Enviada em 05/07/2021
O escritor e filósofo Thomas More, para intitular um romance filosófico em 1516, criou um termo chamado Utopia. Em sua definição significa qualquer descrição imaginativa de uma sociedade ideal, um lugar de completa felicidade e harmonia entre os indivíduos. Nota-se que na realidade, isso não funcionaria, principalmente quando se trata do desenvolvimento de novas tecnologias para preservar a natureza, dado que o mundo é um lugar complexo, com ideias e ações diversas, e a ambição de indivíduos em satisfazer a ganância. Tal fato reflete uma realidade complexa e preocupante no que diz respeito aos seus efeitos sobre a população nacional.

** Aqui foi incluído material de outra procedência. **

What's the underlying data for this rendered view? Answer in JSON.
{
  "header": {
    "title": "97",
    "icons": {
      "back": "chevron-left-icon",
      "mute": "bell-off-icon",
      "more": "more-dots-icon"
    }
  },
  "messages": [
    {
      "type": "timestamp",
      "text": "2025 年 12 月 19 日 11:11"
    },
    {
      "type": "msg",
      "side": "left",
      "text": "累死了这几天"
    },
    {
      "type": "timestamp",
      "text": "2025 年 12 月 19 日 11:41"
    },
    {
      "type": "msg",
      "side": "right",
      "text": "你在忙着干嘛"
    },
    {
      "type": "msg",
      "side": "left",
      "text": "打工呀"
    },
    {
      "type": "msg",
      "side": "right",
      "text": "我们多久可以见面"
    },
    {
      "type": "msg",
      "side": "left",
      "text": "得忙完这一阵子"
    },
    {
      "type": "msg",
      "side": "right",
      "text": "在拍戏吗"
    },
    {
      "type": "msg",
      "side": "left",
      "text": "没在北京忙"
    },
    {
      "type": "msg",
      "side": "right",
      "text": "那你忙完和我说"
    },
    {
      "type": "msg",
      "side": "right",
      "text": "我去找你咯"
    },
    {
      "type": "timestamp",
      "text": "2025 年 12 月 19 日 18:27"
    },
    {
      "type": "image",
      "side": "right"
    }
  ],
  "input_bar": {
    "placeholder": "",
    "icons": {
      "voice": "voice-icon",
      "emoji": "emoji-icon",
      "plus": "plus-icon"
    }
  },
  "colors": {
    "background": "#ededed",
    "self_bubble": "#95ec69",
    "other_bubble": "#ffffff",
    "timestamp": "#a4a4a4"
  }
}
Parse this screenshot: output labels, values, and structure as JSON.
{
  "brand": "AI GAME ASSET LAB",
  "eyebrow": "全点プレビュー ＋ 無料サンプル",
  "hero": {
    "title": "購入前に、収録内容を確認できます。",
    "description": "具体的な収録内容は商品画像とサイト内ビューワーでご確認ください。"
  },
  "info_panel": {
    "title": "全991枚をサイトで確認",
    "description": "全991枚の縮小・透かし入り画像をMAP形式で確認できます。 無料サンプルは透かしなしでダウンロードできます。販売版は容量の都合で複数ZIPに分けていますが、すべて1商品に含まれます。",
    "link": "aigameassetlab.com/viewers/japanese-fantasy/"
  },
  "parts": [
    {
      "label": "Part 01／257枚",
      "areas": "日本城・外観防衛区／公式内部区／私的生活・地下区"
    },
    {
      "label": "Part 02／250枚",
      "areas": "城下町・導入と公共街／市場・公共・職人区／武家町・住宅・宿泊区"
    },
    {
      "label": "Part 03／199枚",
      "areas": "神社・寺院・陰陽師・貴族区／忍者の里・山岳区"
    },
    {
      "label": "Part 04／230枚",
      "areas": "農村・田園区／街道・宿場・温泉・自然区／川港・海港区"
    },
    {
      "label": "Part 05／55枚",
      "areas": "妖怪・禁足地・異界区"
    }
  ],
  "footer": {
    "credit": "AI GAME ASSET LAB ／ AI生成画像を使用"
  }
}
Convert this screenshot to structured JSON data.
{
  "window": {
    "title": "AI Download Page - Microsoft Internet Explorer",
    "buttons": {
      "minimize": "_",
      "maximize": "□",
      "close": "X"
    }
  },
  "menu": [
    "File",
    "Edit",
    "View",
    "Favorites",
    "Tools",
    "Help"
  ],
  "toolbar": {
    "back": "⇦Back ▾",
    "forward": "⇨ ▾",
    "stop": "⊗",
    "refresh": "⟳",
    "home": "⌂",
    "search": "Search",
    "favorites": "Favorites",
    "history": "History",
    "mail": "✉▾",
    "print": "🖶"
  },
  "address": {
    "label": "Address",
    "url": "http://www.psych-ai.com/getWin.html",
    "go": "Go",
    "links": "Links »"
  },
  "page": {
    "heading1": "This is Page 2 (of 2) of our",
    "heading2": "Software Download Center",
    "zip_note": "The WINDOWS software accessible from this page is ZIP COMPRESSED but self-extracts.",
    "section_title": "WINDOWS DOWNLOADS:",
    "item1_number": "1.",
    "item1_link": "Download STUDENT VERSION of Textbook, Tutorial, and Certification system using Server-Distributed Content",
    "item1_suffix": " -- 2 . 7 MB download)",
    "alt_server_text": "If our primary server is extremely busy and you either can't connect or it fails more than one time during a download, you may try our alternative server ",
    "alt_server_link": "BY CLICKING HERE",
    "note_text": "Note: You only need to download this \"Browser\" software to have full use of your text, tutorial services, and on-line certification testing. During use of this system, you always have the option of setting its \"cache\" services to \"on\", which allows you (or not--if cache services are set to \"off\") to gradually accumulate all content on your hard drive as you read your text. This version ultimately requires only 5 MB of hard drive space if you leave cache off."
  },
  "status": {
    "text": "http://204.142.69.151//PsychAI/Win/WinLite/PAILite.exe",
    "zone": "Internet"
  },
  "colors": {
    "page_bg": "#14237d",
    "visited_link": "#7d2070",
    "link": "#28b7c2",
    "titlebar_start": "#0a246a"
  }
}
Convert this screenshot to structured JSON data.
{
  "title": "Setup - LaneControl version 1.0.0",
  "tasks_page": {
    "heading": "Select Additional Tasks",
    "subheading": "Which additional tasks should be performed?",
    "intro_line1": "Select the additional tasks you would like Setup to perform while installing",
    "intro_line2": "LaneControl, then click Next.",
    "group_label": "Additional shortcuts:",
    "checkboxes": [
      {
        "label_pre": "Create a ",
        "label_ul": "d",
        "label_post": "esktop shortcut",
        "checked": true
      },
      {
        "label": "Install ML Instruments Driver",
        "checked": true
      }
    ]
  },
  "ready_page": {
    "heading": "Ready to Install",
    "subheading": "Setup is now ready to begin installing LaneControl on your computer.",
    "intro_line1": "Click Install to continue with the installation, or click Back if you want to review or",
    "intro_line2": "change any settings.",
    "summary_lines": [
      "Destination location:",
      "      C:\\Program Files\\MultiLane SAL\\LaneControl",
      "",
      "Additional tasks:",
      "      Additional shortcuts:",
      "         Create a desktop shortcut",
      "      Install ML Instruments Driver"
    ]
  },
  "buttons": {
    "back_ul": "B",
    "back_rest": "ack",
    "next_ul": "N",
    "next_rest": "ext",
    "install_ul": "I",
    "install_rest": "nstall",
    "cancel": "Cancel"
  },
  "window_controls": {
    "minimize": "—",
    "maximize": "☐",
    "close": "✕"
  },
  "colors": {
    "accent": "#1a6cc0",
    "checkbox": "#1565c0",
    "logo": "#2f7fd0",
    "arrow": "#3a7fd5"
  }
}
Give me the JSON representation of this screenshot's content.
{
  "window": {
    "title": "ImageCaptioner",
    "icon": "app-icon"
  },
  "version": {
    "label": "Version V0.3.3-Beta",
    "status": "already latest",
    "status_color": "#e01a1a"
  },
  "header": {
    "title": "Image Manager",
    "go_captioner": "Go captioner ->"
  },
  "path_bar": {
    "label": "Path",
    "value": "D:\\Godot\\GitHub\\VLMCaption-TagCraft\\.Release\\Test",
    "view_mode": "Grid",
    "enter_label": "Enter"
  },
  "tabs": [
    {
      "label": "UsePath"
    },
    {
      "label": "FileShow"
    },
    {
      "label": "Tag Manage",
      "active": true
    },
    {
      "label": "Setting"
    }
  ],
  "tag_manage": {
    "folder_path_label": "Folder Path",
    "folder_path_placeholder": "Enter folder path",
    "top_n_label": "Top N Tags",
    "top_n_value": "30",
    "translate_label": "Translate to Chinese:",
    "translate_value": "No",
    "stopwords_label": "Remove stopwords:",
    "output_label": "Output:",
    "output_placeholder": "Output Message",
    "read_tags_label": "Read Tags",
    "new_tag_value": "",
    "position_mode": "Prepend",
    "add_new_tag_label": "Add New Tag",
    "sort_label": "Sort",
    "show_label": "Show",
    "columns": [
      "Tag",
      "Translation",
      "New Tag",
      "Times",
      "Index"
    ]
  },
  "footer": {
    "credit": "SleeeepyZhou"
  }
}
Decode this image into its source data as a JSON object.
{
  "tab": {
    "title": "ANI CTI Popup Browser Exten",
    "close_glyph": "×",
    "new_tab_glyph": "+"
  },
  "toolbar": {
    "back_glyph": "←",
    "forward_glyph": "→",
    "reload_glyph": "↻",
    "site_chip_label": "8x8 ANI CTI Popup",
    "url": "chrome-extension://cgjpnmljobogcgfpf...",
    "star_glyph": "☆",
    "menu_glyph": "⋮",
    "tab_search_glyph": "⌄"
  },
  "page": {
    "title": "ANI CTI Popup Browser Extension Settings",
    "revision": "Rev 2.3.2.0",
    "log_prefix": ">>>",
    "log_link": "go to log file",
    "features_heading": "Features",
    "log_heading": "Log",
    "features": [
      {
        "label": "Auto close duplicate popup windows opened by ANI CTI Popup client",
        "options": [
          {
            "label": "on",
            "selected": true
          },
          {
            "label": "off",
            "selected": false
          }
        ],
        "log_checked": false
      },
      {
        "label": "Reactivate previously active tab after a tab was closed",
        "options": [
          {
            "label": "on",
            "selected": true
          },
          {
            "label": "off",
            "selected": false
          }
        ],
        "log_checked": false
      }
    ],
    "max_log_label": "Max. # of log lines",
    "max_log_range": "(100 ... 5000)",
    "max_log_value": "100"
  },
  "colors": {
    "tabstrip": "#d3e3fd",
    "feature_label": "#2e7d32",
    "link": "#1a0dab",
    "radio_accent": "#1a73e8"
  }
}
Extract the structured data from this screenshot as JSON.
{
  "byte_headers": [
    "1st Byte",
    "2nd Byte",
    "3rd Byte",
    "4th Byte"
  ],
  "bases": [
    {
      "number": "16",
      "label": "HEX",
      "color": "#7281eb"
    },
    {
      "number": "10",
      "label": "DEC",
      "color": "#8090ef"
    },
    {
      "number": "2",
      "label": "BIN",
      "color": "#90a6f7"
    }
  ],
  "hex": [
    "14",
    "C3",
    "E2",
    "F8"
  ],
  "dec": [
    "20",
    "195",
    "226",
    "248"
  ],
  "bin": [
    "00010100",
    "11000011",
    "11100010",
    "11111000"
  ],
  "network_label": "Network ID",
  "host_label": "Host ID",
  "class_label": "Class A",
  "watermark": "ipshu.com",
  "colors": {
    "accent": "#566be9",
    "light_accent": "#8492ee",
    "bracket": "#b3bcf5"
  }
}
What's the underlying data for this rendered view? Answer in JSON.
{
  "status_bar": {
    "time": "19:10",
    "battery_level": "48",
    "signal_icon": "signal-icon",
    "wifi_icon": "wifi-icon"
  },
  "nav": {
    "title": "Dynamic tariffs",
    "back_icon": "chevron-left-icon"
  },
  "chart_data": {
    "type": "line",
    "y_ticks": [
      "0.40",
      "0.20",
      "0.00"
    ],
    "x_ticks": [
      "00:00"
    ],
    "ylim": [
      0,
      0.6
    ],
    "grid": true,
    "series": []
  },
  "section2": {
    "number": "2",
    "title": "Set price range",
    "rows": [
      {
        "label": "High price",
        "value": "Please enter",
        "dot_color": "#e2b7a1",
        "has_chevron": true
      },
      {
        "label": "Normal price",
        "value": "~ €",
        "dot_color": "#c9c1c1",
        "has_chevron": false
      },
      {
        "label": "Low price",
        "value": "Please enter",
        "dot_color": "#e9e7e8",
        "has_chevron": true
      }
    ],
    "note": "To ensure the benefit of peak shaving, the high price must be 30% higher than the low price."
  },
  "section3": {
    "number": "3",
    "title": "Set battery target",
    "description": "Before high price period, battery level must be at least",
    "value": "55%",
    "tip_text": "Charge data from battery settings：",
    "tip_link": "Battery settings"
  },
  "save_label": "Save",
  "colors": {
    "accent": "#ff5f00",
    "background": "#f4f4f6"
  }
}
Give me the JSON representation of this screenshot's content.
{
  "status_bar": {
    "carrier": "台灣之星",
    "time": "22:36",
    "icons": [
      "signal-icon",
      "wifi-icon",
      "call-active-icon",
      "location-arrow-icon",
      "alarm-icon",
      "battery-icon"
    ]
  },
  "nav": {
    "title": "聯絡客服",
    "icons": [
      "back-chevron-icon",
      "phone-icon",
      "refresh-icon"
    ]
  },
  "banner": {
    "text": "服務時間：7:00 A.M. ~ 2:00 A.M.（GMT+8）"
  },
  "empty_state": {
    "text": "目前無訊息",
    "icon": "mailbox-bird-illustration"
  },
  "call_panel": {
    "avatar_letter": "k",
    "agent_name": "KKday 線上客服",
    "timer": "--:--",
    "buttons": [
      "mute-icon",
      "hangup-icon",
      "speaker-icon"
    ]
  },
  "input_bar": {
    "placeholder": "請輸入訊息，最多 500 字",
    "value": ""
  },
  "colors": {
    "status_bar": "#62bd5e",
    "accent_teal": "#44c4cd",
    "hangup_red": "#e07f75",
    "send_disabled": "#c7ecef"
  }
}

Em primeiro lugar, é indispensável apontar a ambição descontrolada de certos indivíduos dificulta o desenvolvimento de uma solução. Segundo os dados da Global Forest Watch, o Brasil perdeu 54 milhões de hectares de cobertura arbórea entre 2001 e 2018. Isso significa uma redução de 10% da área florestal desde 2000, e estima-se que 66% desta perda ocorreu devido a fatores de urbanização e de agropecuária para fins comerciais. Desse modo, é notório como a busca por lucro subverte a moral do homem no abuso de recursos não renováveis, junto do apoio de companhias com a mentalidade brasileira de consumo onde quantidade é melhor que qualidade.
Outro fator importante a se expor é a inoperância na aplicação das respectivas leis pelos órgãos governamentais responsáveis no que diz respeito a essa situações. Como dizia o político francês Cardeal de Richelieu, ‘‘fazer uma lei e não velar pela sua execução é o mesmo que autorizar aquilo que queremos proibir. ’’ Nesse sentido, a falta do endurecimento das ações penais garante impunidade aos infratores, tornando-se um infortúnio, pois não há o temor por qualquer punição, servindo até de incentivo para a exploração dos recursos naturais. Cabe reconhecer, inclusive, que o desenvolvimento sustentável só é estabelecido a partir da harmonia entre três eixos essenciais: ambiental, social e econômico. Com esses indícios, mostra-se que o Brasil não está de fato preparado para a introdução de novas tecnologias mais sustentáveis, tendo em visto a incompetência no regulamento das leis e o despreparo geral que a nação encontra.
Evidencia-se, portanto, que a existência dessa problemática está presente na vida dos brasileiros, de tal forma que representa um perigo real para o futuro do país. Nesse sentido, a fim de resolver esse problema, é necessário que o Ministério do Meio Ambiente, com o apoio do exército ordene uma vigilância rígida sobre cobertura arbórea, no objetivo de acabar com qualquer tentativa de exploração ilegal. Junto disso, é preciso que a punição das leis seja mais rígida para aqueles que cometerem esses atos, mostrando a gravidade do crime.